The withdrawal from what is frequently described as the "most dangerous place in the world" would take years, senior Pentagon officials said, and, for the time being at least, would not affect overall US force strength in South Korea.

Its immediate aim is to prevent Washington from automatically being dragged into a conflict between the two Koreas. As Paul Wolfowitz, the deputy defence secretary, put it this week during a visit to Seoul: "This is a time to move beyond outmoded concepts or catchphrases such as the term 'tripwire'."

The redeployment, long resisted by a nervous Seoul, reflects the new emphasis by the Pentagon of Donald Rumsfeld, the Defence Secretary, and Mr Wolfowitz, on a nimbler, more hi-tech US military, less reliant on the costly permanent deployment of 200,000 or more troops and their families in foreign countries that often resent their presence.

The new focus will be on swift-striking "expeditionary" forces, based as far away as the United States, to be dispatched to trouble-spots. These will be able to draw on equipment stored at "skeleton bases" around the world. Iraq offered a foretaste of what is to come, because some of the tanks and supplies used for the invasion had long been stockpiled in bases in Kuwait and elsewhere.

Of the global redeployments, the most dramatic will be in Europe and Saudi Arabia. The present US garrison of 80,000 men in Germany reflects a threat that vanished more than a decade ago, a thrust by Soviet and Warsaw Pact forces through the Fulda Gap into old West Germany. Now the 16,500 men of the US Army's 1st Armoured Division will not be returning to their previous bases in Germany when their mission to Iraq is completed. They will either go back to the mainland US, or to new bases in eastern Europe. Poland, Bulgaria and Romania are among the possible destinations. The future of even the giant air base at Ramstein, near Frankfurt, is not certain.

This particular shift in America's military "footprint" follows the new political and diplomatic realities brought about by the war to topple Saddam Hussein. Germany, which opposed the conflict, is no longer in Washington's good books. By contrast, the former Soviet countries most certainly are, foremost among them Poland, which wants to assume substantial peace-keeping duties in Iraq.

They have the additional advantages of being far cheaper, less populated and with fewer restrictions on permitted activities. The largest available training area in Germany is only 18,000 acres, compared with 400,000 acres at the Pentagon's National Training Centre in California alone.

An even more important change is happening around Iraq.
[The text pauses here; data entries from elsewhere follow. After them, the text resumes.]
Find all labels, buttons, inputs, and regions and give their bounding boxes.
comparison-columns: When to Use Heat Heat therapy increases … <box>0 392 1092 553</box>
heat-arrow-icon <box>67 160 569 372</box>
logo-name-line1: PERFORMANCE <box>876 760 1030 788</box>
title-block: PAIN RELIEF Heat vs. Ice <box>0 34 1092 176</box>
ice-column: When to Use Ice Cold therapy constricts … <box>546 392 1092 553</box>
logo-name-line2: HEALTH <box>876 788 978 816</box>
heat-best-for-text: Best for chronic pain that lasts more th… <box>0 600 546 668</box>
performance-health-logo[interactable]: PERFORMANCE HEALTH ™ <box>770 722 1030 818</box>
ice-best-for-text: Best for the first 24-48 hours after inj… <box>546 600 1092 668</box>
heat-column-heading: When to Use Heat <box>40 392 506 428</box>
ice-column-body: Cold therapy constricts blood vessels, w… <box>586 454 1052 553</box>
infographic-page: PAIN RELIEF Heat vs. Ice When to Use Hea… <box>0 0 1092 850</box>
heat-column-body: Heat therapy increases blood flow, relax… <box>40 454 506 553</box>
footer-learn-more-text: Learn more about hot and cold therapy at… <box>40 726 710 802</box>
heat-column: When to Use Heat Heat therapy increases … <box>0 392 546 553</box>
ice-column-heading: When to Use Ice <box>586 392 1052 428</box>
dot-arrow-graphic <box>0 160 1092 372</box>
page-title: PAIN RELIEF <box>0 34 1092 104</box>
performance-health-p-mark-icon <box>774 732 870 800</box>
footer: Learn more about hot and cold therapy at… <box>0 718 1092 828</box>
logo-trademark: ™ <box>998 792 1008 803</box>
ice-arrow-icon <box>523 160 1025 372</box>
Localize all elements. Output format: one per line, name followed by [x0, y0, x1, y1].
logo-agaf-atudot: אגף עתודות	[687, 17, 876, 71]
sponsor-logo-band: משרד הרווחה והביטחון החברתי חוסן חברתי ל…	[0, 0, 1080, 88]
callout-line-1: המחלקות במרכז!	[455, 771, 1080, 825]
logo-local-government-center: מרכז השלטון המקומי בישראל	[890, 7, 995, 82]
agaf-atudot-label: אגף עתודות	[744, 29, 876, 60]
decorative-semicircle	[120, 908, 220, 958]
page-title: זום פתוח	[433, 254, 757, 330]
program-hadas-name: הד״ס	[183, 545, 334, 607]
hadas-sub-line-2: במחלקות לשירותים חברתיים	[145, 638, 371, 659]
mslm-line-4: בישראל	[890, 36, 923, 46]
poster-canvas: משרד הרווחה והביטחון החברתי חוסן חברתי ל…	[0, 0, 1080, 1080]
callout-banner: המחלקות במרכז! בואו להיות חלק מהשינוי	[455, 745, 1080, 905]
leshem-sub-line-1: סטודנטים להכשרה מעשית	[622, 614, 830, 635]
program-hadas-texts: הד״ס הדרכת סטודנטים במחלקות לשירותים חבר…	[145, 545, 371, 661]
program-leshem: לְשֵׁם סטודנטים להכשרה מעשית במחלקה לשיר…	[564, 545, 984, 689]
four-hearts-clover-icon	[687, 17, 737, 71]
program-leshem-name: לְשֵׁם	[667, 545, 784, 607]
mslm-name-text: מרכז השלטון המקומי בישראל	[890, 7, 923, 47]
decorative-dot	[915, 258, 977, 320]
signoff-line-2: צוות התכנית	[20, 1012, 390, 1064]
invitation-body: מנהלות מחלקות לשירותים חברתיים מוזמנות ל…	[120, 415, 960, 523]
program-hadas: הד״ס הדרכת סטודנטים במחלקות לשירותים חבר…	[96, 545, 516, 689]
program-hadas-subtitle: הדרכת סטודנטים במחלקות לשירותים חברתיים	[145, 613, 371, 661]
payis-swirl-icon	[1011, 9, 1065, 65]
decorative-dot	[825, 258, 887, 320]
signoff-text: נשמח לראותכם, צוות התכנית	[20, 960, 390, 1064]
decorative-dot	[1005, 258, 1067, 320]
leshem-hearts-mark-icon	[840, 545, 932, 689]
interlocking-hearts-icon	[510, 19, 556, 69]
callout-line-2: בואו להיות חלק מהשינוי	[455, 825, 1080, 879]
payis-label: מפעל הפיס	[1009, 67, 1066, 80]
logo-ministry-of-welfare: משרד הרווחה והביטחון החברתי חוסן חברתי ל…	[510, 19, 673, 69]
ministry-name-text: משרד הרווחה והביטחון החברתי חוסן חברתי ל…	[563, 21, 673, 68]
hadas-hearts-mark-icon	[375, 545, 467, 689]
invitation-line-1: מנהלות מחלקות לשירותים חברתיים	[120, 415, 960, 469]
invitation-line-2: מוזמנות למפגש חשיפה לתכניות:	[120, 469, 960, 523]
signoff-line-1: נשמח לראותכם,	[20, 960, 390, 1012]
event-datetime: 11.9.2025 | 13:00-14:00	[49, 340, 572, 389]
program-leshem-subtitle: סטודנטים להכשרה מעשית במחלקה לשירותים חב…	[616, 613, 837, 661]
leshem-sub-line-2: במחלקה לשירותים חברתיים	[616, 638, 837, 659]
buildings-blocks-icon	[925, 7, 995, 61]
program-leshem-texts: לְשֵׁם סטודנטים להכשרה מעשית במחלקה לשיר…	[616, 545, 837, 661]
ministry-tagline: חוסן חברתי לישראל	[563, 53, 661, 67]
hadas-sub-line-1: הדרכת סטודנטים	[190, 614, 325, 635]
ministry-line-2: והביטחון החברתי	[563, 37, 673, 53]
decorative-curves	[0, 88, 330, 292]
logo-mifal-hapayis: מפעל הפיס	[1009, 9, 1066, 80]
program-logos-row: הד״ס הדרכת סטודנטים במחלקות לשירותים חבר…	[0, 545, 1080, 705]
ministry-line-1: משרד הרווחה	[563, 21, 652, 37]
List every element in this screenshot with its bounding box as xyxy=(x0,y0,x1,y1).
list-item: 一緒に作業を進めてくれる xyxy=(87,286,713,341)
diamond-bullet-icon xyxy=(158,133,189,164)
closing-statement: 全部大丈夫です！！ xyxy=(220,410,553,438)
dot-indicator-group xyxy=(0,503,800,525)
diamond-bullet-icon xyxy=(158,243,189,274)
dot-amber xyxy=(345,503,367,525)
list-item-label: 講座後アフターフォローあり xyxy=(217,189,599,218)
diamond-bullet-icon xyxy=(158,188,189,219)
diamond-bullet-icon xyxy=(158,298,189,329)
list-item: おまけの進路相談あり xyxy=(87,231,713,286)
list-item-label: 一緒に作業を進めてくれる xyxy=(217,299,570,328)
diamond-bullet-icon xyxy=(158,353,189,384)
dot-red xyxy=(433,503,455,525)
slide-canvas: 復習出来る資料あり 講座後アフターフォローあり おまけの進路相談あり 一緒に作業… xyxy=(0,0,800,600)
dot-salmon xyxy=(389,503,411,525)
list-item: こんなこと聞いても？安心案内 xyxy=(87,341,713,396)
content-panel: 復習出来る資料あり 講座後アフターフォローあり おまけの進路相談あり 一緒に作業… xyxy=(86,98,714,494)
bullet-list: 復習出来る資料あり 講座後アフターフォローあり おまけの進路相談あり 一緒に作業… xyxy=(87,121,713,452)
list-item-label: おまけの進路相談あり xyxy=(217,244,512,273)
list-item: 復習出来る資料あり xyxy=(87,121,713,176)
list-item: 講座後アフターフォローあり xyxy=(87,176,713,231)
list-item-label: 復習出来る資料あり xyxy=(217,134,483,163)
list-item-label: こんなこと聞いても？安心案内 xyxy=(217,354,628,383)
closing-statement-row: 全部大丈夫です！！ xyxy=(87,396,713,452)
The US pullout from Saudi Arabia will remove a grievance that has fuelled the cause of Osama bin Laden as he calls on Muslims to drive the "infidels" from the country that guards Islam's holiest places. Instead America is setting up new, probably permanent, bases in what it intends to be a friendly, secular and democratic Iraq next door.

Its regional command headquarters has already been moved from Saudi Arabia to Qatar. The shifts have the extra advantage of bringing US strike-power closer to the borders of Iran, to discourage Tehran from meddling in Iraq and from pursuing its suspected nuclear weapons programme.

Now that the need to keep Saddam Hussein "in his box" has disappeared, Washington is also scaling back its presence at the Incirlik air base in southeastern Turkey.

Economic and military factors have weighed, as well as the desire, many suspect, to punish Turkey for its refusal to sanction the launch of a northern front against Baghdad.

So America is quietly strengthening its foothold in countries such as Uzbekistan and Kyrgystan, closer to Afghanistan, a likely flashpoint on the great "arc of instability" across the Arab and Islamic world that will last many years. It may later scale back its presence of more than 40,000 troops in Japan.

The changes in the field are being accompanied by a personnel shake-up at the Pentagon. Mr Rumsfeld has taken particular aim at the US army, the service he regards as especially wedded to what the former Soviet president Mikhail Gorbachev used to call "the old thinking".